Written by Willy McAllister.
Contents
 What is a voltage divider?
 The voltage divider equation
 Voltage divider practice problems
 Review the assumption about current (advanced)
 What’s in a nickname?
Where we’re headed
A “voltage divider” is the pattern of resistors shown in the schematic above, with an input voltage applied to both ends, and an output voltage measured across one of the resistors.
The output voltage is a function of
 the input voltage,
 this ratio of resistor values,
$v_{out} = v_{in}\,\dfrac{\text R2}{\text R1 + \text R2}$
What is a voltage divider?
A voltage divider looks like this,
It is a simple circuit with two resistors in series. One voltage is connected to the top and bottom, and another voltage is measured across one of the resistors. We think of the voltage across the top and bottom as the input voltage, while the voltage across the single resistor is the output.
The little circles indicate the ports of the voltage divider, and they are connected to something we can’t see right now.
The voltage divider equation
Our goal is to come up with an expression that relates output $v_{out}$ to input $v_{in}$. The answer will resemble this,
$v_{out} = v_{in}\times(\text{something})$
This is a very simple series circuit, so it won’t take a lot of effort to figure that out.
Before we start, we make this important assumption,
Assume the current flowing out of the divider from its center node is zero.
(Before we are done we will check what happens if this zerocurrent assumption isn’t true).
On your own: This is a good place to pause. Use your understanding of Ohm’s Law and series resistors to come up with an expression for $v_{out}$ in terms of $v_{in}$ on your own.
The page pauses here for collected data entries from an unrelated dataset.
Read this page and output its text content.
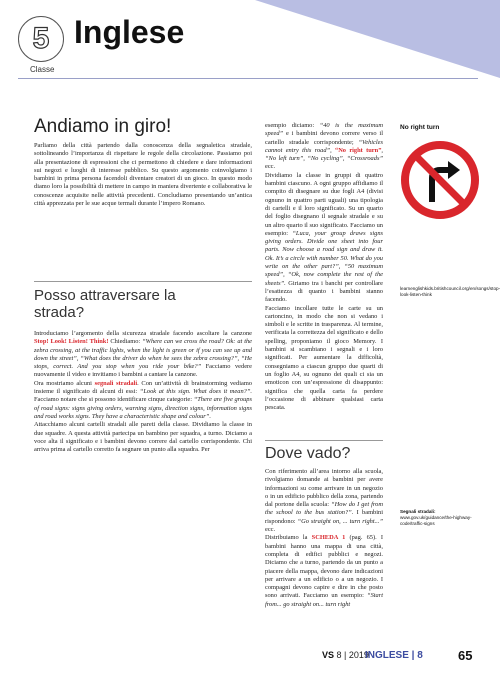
5 Inglese
Classe
Andiamo in giro!

Parliamo della città partendo dalla conoscenza della segnaletica stradale, sottolineando l’importanza di rispettare le regole della circolazione. Passiamo poi alla presentazione di espressioni che ci permettono di chiedere e dare informazioni sui negozi e luoghi di interesse pubblico. Su questo argomento coinvolgiamo i bambini in prima persona facendoli diventare creatori di un gioco. In questo modo diamo loro la possibilità di mettere in campo in maniera divertente e collaborativa le conoscenze acquisite nelle attività precedenti. Concludiamo presentando un’antica città apprezzata per le sue acque termali durante l’impero Romano.

Posso attraversare la strada?
Introduciamo l’argomento della sicurezza stradale facendo ascoltare la canzone Stop! Look! Listen! Think! Chiediamo: “Where can we cross the road? Ok: at the zebra crossing, at the traffic lights, when the light is green or if you can see up and down the street”, “What does the driver do when he sees the zebra crossing?”, “He stops, correct. And you stop when you ride your bike?” Facciamo vedere nuovamente il video e invitiamo i bambini a cantare la canzone.
Ora mostriamo alcuni segnali stradali. Con un’attività di brainstorming vediamo insieme il significato di alcuni di essi: “Look at this sign. What does it mean?”. Facciamo notare che si possono identificare cinque categorie: “There are five groups of road signs: signs giving orders, warning signs, direction signs, information signs and road works signs. They have a characteristic shape and colour”.
Attacchiamo alcuni cartelli stradali alle pareti della classe. Dividiamo la classe in due squadre. A questa attività partecipa un bambino per squadra, a turno. Diciamo a voce alta il significato e i bambini devono correre dal cartello corrispondente. Chi arriva prima al cartello corretto fa segnare un punto alla squadra. Per
esempio diciamo: “40 is the maximum speed” e i bambini devono correre verso il cartello stradale corrispondente; “Vehicles cannot entry this road”, “No right turn”, “No left turn”, “No cycling”, “Crossroads” ecc.
Dividiamo la classe in gruppi di quattro bambini ciascuno. A ogni gruppo affidiamo il compito di disegnare su due fogli A4 (divisi ognuno in quattro parti uguali) una tipologia di cartelli e il loro significato. Su un quarto del foglio disegnano il segnale stradale e su un altro quarto il suo significato. Facciamo un esempio: “Luca, your group draws signs giving orders. Divide one sheet into four parts. Now choose a road sign and draw it. Ok. It’s a circle with number 50. What do you write on the other part?”, “50 maximum speed”, “Ok, now complete the rest of the sheets”. Giriamo tra i banchi per controllare l’esattezza di quanto i bambini stanno facendo.
Facciamo incollare tutte le carte su un cartoncino, in modo che non si vedano i simboli e le scritte in trasparenza. Al termine, verificata la correttezza del significato e dello spelling, proponiamo il gioco Memory. I bambini si scambiano i segnali e i loro significati. Per aumentare la difficoltà, consegniamo a ciascun gruppo due quarti di un foglio A4, su ognuno dei quali ci sia un emoticon con un’espressione di disappunto: significa che quella carta fa perdere l’occasione di abbinare qualsiasi carta pescata.
Dove vado?
Con riferimento all’area intorno alla scuola, rivolgiamo domande ai bambini per avere informazioni su come arrivare in un negozio o in un edificio pubblico della zona, partendo dal portone della scuola: “How do I get from the school to the bus station?”. I bambini rispondono: “Go straight on, ... turn right...” ecc.
Distribuiamo la SCHEDA 1 (pag. 65). I bambini hanno una mappa di una città, completa di edifici pubblici e negozi. Diciamo che a turno, partendo da un punto a piacere della mappa, devono dare indicazioni per arrivare a un edificio o a un negozio. I compagni devono capire e dire in che posto sono arrivati. Facciamo un esempio: “Start from... go straight on... turn right
No right turn
learnenglishkids.britishcouncil.org/en/songs/stop-look-listen-think
Segnali stradali:
www.gov.uk/guidance/the-highway-code/traffic-signs
VS 8 | 2019
INGLESE | 8	65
Then read on.
A good place to start is to find the current through $\text{R1}$ and $\text{R2}$.
Here’s the one tricky step in analyzing the voltage divider: Based on the assumption, we know $\text{R1}$ and $\text{R2}$ have the same current, so we can consider them to be in series.
$i_{\text{1}} = i_{\text{2}}\qquad$ and for now let’s just call this $i$.
Let’s write an equation using Ohm’s Law, $v = i\,\text{R}$, and what we know about resistors in series: resistors in series add.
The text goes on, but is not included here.